In the brain, ibudilast administration resulted in significantly lower levels of choline-containing compounds (Cho) within the superior frontal white matter (SFWM).
Elevated Cho serves as an established magnetic resonance spectroscopy (MRS) marker for accelerated cell membrane metabolism and glial cell activation.
Systemically, ibudilast induced a nominal decrease in C-reactive protein (CRP) and the TNF-a/IL-10 ratio, indicating a shift away from a pro-inflammatory state.
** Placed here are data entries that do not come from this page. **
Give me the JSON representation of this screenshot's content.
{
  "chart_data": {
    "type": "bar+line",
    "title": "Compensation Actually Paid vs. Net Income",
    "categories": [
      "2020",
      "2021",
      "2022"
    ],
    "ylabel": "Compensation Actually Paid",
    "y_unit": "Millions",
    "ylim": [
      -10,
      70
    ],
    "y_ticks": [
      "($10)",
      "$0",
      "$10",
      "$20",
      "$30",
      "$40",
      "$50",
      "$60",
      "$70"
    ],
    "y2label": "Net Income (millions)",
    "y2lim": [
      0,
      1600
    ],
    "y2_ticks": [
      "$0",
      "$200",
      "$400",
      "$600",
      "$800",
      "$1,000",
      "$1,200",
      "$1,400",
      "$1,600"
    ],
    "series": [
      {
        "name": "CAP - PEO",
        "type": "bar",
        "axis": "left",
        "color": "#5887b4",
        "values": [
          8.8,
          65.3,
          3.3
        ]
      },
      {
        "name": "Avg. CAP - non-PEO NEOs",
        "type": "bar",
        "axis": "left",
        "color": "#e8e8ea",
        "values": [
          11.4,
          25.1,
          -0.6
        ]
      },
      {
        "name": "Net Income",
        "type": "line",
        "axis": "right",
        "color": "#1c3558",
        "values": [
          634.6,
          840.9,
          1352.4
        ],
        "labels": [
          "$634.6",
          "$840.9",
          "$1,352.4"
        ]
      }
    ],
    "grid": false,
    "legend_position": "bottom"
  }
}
For the optimization of human healthspan, persistent sterile inflammation (inflammaging) is a primary driver of systemic senescence; the systemic attenuation of TNF-a and the modulation of neuroimmune pathways position PDE/MIF inhibitors as highly relevant compounds for mitigating age-related neurodegeneration. [Confidence: Medium]
Novelty
This paper provides the first in-human demonstration that ibudilast alters both central neurometabolite profiles and peripheral inflammatory markers in an AUD patient population.
The study establishes a novel biochemical-behavioral correlation: lower post-treatment Cho levels in the SFWM strictly predicted reduced alcohol consumption within the ibudilast cohort.
Critical Limitations
The two-week trial duration is fundamentally inadequate to establish long-term neuroprotective efficacy or sustained anti-inflammatory action.
The sample size for the MRS analysis was statistically modest (n=43), increasing the risk of Type II errors.
Neurometabolite data were acquired cross-sectionally at the midpoint (Study Day 2), lacking a pre-randomization baseline scan; this precludes definitive causal claims regarding the drug’s ability to actively reduce pre-existing neurometabolite levels.
Peripheral cytokine results were confounded by unexpected, spontaneous drops in IL-8 within the placebo group, obscuring the true magnitude of the treatment effect.
The trial failed to include a healthy control cohort, preventing a comparative baseline analysis of standard inflammatory markers against non-AUD physiology.
Looks like an interesting drug. We would need to look at the literature to see if it might be useful in preventative capacity, as that’s not the same thing as clinical use for indicated conditions as outlined above.